Apparently many current linux kernels for *x86* do not make such a restriction,
but it would be OK if the kernel did so.

In the history of UNIX and linux, popular hardware has not always carefully
separated all instances of "read for use by instruction pipeline" from
"read for load to general register".  For instance on the PDP-11,
the instruction "mov $0x1234,r0" is encoded as
   mov (pc)+,r0
   .word 0x1234
and it is hard say whether the 0x1234 is in one class and not the other.
Thus separating PROT_EXEC from PROT_READ has been problematic.

Compilers also have been less-than-precise in this area, particularly for
jump tables, the characters in string constants, other literal values, etc.
There are good reasons why Harvard architecture (separate address spaces
for instructions and data) is often painful to use.

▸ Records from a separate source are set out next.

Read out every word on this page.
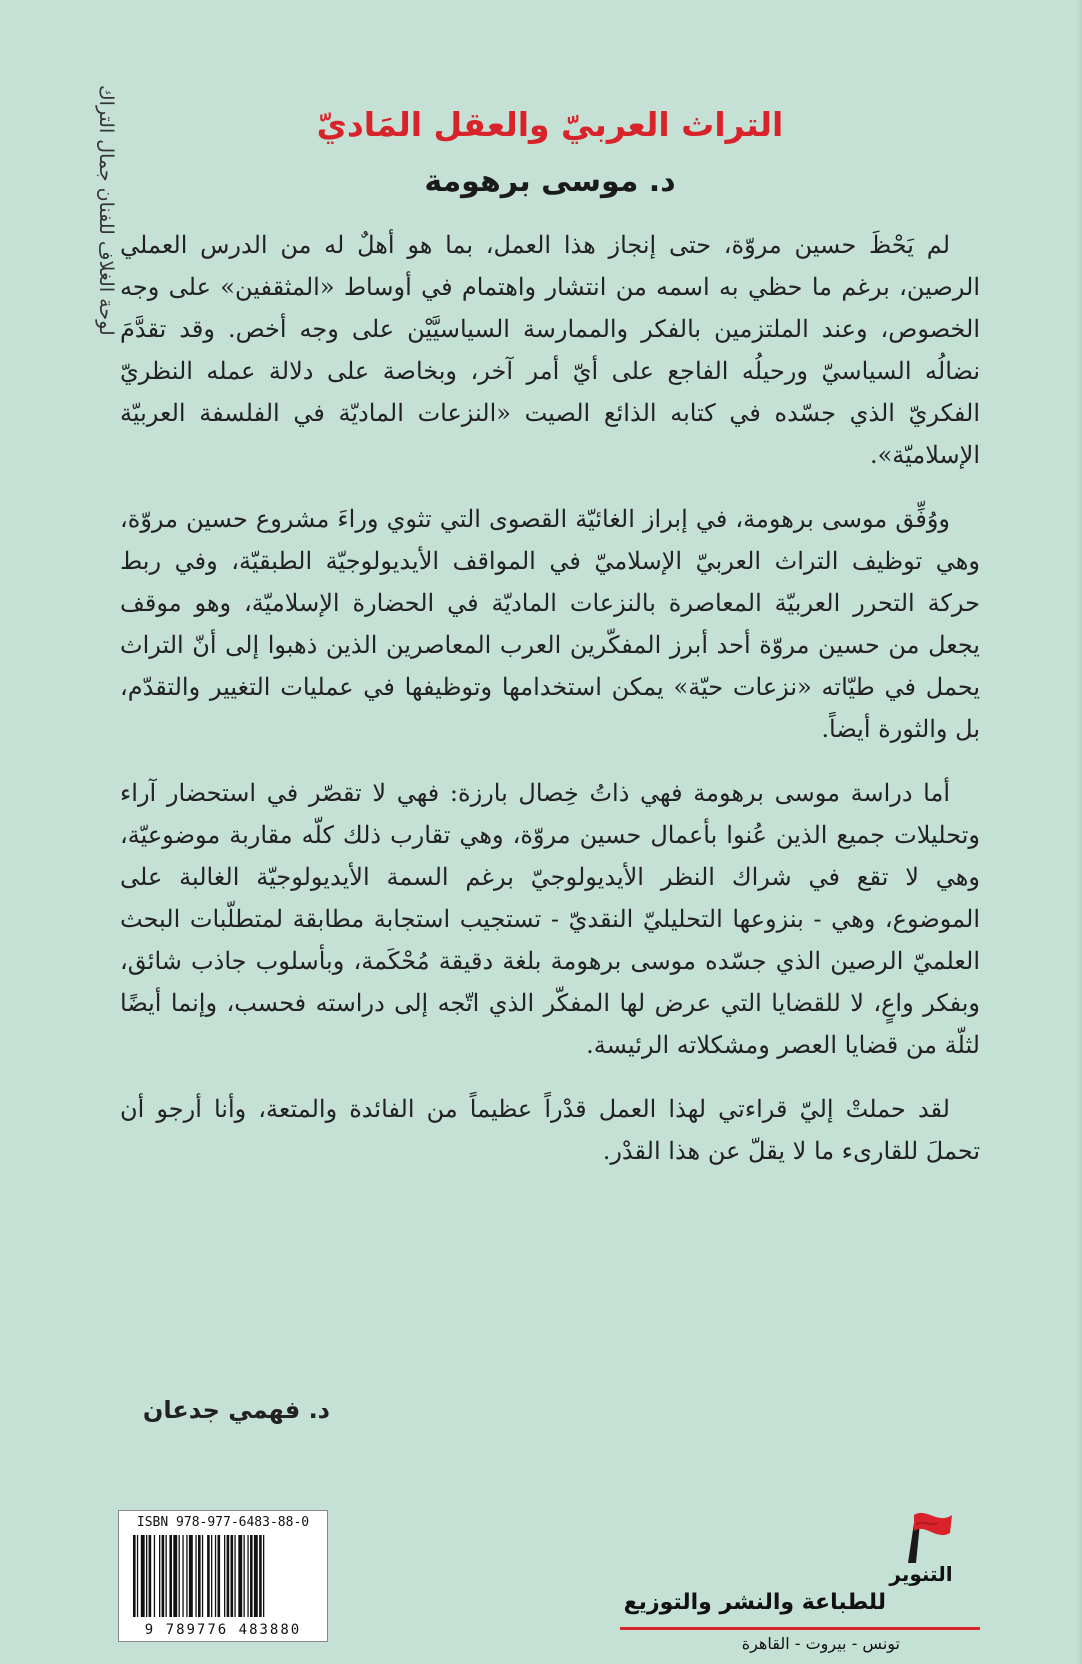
لوحة الغلاف للفنان جمال التراك	التراث العربيّ والعقل المَاديّ
د. موسى برهومة

لم يَحْظَ حسين مروّة، حتى إنجاز هذا العمل، بما هو أهلٌ له من الدرس العملي الرصين، برغم ما حظي به اسمه من انتشار واهتمام في أوساط «المثقفين» على وجه الخصوص، وعند الملتزمين بالفكر والممارسة السياسيَّيْن على وجه أخص. وقد تقدَّمَ نضالُه السياسيّ ورحيلُه الفاجع على أيّ أمر آخر، وبخاصة على دلالة عمله النظريّ الفكريّ الذي جسّده في كتابه الذائع الصيت «النزعات الماديّة في الفلسفة العربيّة الإسلاميّة».

ووُفِّق موسى برهومة، في إبراز الغائيّة القصوى التي تثوي وراءَ مشروع حسين مروّة، وهي توظيف التراث العربيّ الإسلاميّ في المواقف الأيديولوجيّة الطبقيّة، وفي ربط حركة التحرر العربيّة المعاصرة بالنزعات الماديّة في الحضارة الإسلاميّة، وهو موقف يجعل من حسين مروّة أحد أبرز المفكّرين العرب المعاصرين الذين ذهبوا إلى أنّ التراث يحمل في طيّاته «نزعات حيّة» يمكن استخدامها وتوظيفها في عمليات التغيير والتقدّم، بل والثورة أيضاً.

أما دراسة موسى برهومة فهي ذاتُ خِصال بارزة: فهي لا تقصّر في استحضار آراء وتحليلات جميع الذين عُنوا بأعمال حسين مروّة، وهي تقارب ذلك كلّه مقاربة موضوعيّة، وهي لا تقع في شراك النظر الأيديولوجيّ برغم السمة الأيديولوجيّة الغالبة على الموضوع، وهي - بنزوعها التحليليّ النقديّ - تستجيب استجابة مطابقة لمتطلّبات البحث العلميّ الرصين الذي جسّده موسى برهومة بلغة دقيقة مُحْكَمة، وبأسلوب جاذب شائق، وبفكر واعٍ، لا للقضايا التي عرض لها المفكّر الذي اتّجه إلى دراسته فحسب، وإنما أيضًا لثلّة من قضايا العصر ومشكلاته الرئيسة.

لقد حملتْ إليّ قراءتي لهذا العمل قدْراً عظيماً من الفائدة والمتعة، وأنا أرجو أن تحملَ للقارىء ما لا يقلّ عن هذا القدْر.

د. فهمي جدعان
ISBN 978-977-6483-88-0
9 789776 483880
التنوير
للطباعة والنشر والتوزيع
تونس - بيروت - القاهرة
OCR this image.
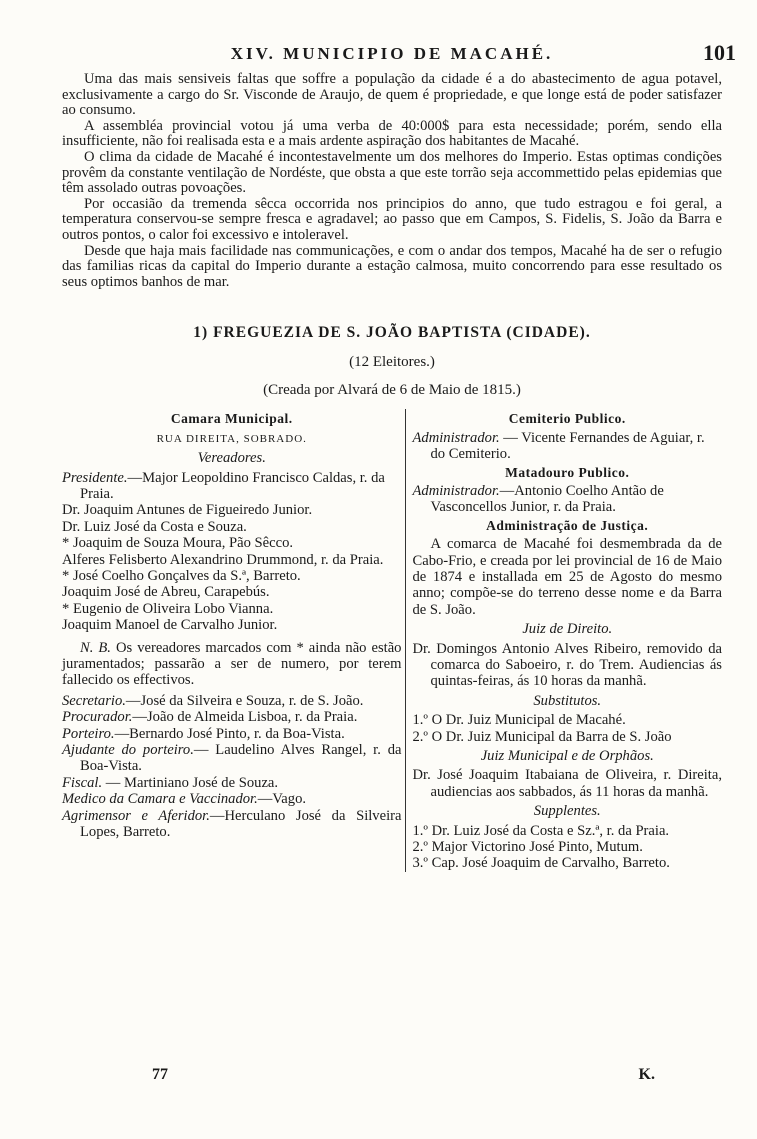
XIV. MUNICIPIO DE MACAHÉ.	101

Uma das mais sensiveis faltas que soffre a população da cidade é a do abastecimento de agua potavel, exclusivamente a cargo do Sr. Visconde de Araujo, de quem é propriedade, e que longe está de poder satisfazer ao consumo.

A assembléa provincial votou já uma verba de 40:000$ para esta necessidade; porém, sendo ella insufficiente, não foi realisada esta e a mais ardente aspiração dos habitantes de Macahé.

O clima da cidade de Macahé é incontestavelmente um dos melhores do Imperio. Estas optimas condições provêm da constante ventilação de Nordéste, que obsta a que este torrão seja accommettido pelas epidemias que têm assolado outras povoações.

Por occasião da tremenda sêcca occorrida nos principios do anno, que tudo estragou e foi geral, a temperatura conservou-se sempre fresca e agradavel; ao passo que em Campos, S. Fidelis, S. João da Barra e outros pontos, o calor foi excessivo e intoleravel.

Desde que haja mais facilidade nas communicações, e com o andar dos tempos, Macahé ha de ser o refugio das familias ricas da capital do Imperio durante a estação calmosa, muito concorrendo para esse resultado os seus optimos banhos de mar.

1) FREGUEZIA DE S. JOÃO BAPTISTA (CIDADE).
(12 Eleitores.)
(Creada por Alvará de 6 de Maio de 1815.)
Camara Municipal.
RUA DIREITA, SOBRADO.
Vereadores.

Presidente.—Major Leopoldino Francisco Caldas, r. da Praia.

Dr. Joaquim Antunes de Figueiredo Junior.

Dr. Luiz José da Costa e Souza.

* Joaquim de Souza Moura, Pão Sêcco.

Alferes Felisberto Alexandrino Drummond, r. da Praia.

* José Coelho Gonçalves da S.ª, Barreto.

Joaquim José de Abreu, Carapebús.

* Eugenio de Oliveira Lobo Vianna.

Joaquim Manoel de Carvalho Junior.

N. B. Os vereadores marcados com * ainda não estão juramentados; passarão a ser de numero, por terem fallecido os effectivos.

Secretario.—José da Silveira e Souza, r. de S. João.

Procurador.—João de Almeida Lisboa, r. da Praia.

Porteiro.—Bernardo José Pinto, r. da Boa-Vista.

Ajudante do porteiro.— Laudelino Alves Rangel, r. da Boa-Vista.

Fiscal. — Martiniano José de Souza.

Medico da Camara e Vaccinador.—Vago.

Agrimensor e Aferidor.—Herculano José da Silveira Lopes, Barreto.

Cemiterio Publico.

Administrador. — Vicente Fernandes de Aguiar, r. do Cemiterio.

Matadouro Publico.

Administrador.—Antonio Coelho Antão de Vasconcellos Junior, r. da Praia.

Administração de Justiça.

A comarca de Macahé foi desmembrada da de Cabo-Frio, e creada por lei provincial de 16 de Maio de 1874 e installada em 25 de Agosto do mesmo anno; compõe-se do terreno desse nome e da Barra de S. João.

Juiz de Direito.

Dr. Domingos Antonio Alves Ribeiro, removido da comarca do Saboeiro, r. do Trem. Audiencias ás quintas-feiras, ás 10 horas da manhã.

Substitutos.

1.º O Dr. Juiz Municipal de Macahé.

2.º O Dr. Juiz Municipal da Barra de S. João

Juiz Municipal e de Orphãos.

Dr. José Joaquim Itabaiana de Oliveira, r. Direita, audiencias aos sabbados, ás 11 horas da manhã.

Supplentes.

1.º Dr. Luiz José da Costa e Sz.ª, r. da Praia.

2.º Major Victorino José Pinto, Mutum.

3.º Cap. José Joaquim de Carvalho, Barreto.

77	K.
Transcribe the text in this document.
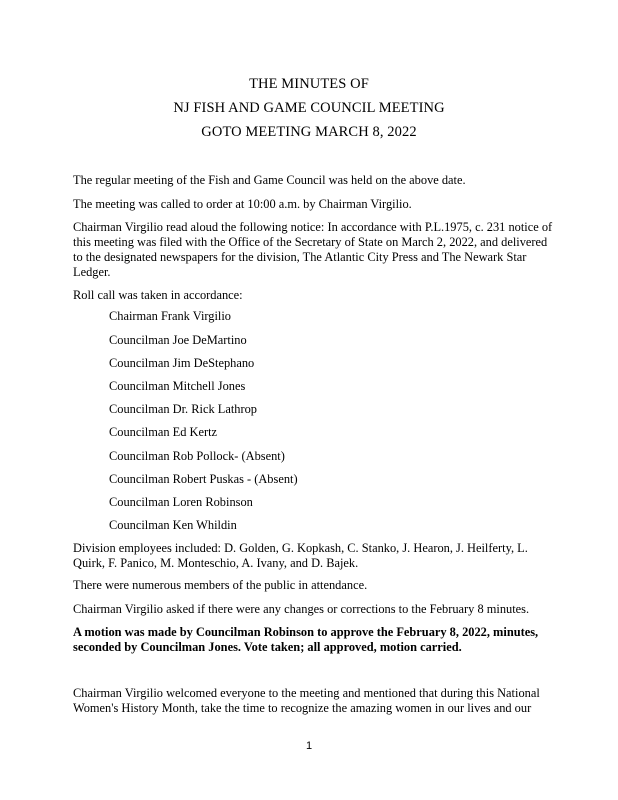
THE MINUTES OF
NJ FISH AND GAME COUNCIL MEETING
GOTO MEETING MARCH 8, 2022
The regular meeting of the Fish and Game Council was held on the above date.
The meeting was called to order at 10:00 a.m. by Chairman Virgilio.
Chairman Virgilio read aloud the following notice: In accordance with P.L.1975, c. 231 notice of
this meeting was filed with the Office of the Secretary of State on March 2, 2022, and delivered
to the designated newspapers for the division, The Atlantic City Press and The Newark Star
Ledger.
Roll call was taken in accordance:
Chairman Frank Virgilio
Councilman Joe DeMartino
Councilman Jim DeStephano
Councilman Mitchell Jones
Councilman Dr. Rick Lathrop
Councilman Ed Kertz
Councilman Rob Pollock- (Absent)
Councilman Robert Puskas - (Absent)
Councilman Loren Robinson
Councilman Ken Whildin
Division employees included: D. Golden, G. Kopkash, C. Stanko, J. Hearon, J. Heilferty, L.
Quirk, F. Panico, M. Monteschio, A. Ivany, and D. Bajek.
There were numerous members of the public in attendance.
Chairman Virgilio asked if there were any changes or corrections to the February 8 minutes.
A motion was made by Councilman Robinson to approve the February 8, 2022, minutes,
seconded by Councilman Jones. Vote taken; all approved, motion carried.
Chairman Virgilio welcomed everyone to the meeting and mentioned that during this National
Women's History Month, take the time to recognize the amazing women in our lives and our
1
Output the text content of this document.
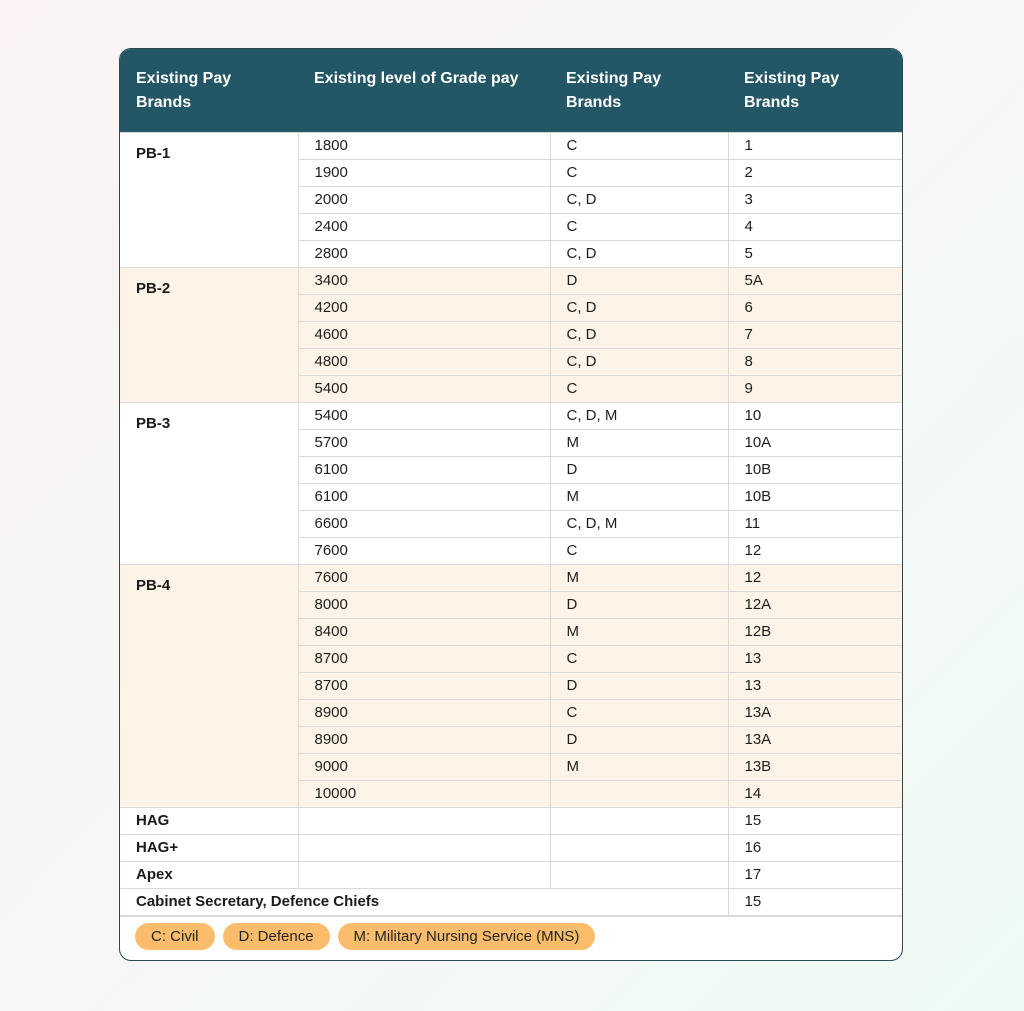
Existing Pay Brands	Existing level of Grade pay	Existing Pay Brands	Existing Pay Brands
PB-1	1800	C	1
	1900	C	2
	2000	C, D	3
	2400	C	4
	2800	C, D	5
PB-2	3400	D	5A
	4200	C, D	6
	4600	C, D	7
	4800	C, D	8
	5400	C	9
PB-3	5400	C, D, M	10
	5700	M	10A
	6100	D	10B
	6100	M	10B
	6600	C, D, M	11
	7600	C	12
PB-4	7600	M	12
	8000	D	12A
	8400	M	12B
	8700	C	13
	8700	D	13
	8900	C	13A
	8900	D	13A
	9000	M	13B
	10000		14
HAG			15
HAG+			16
Apex			17
Cabinet Secretary, Defence Chiefs			15
C: Civil	D: Defence	M: Military Nursing Service (MNS)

*x86* page-mapping and protection hardware does not provide completely-general
independent access capabilities for all modes (read * write * execute).
Other hardware does provide access capabilities which are more orthogonal,
such as PROT_EXEC completely independent of PROT_READ.
PowerPC may be such a case.

> they are not executable

Some are; libc.so.6 is an important case which demonstrates one use.
Generally, a shared library is just an ET_DYN file, and so can
have a non-zero ElfXX_Ehdr.e_entry.  It is up to the author/maintainer
to decide that to do with the facility that ELF provides.
Most of the shared libraries in /lib{,64} *do* have a non-zero .e_entry.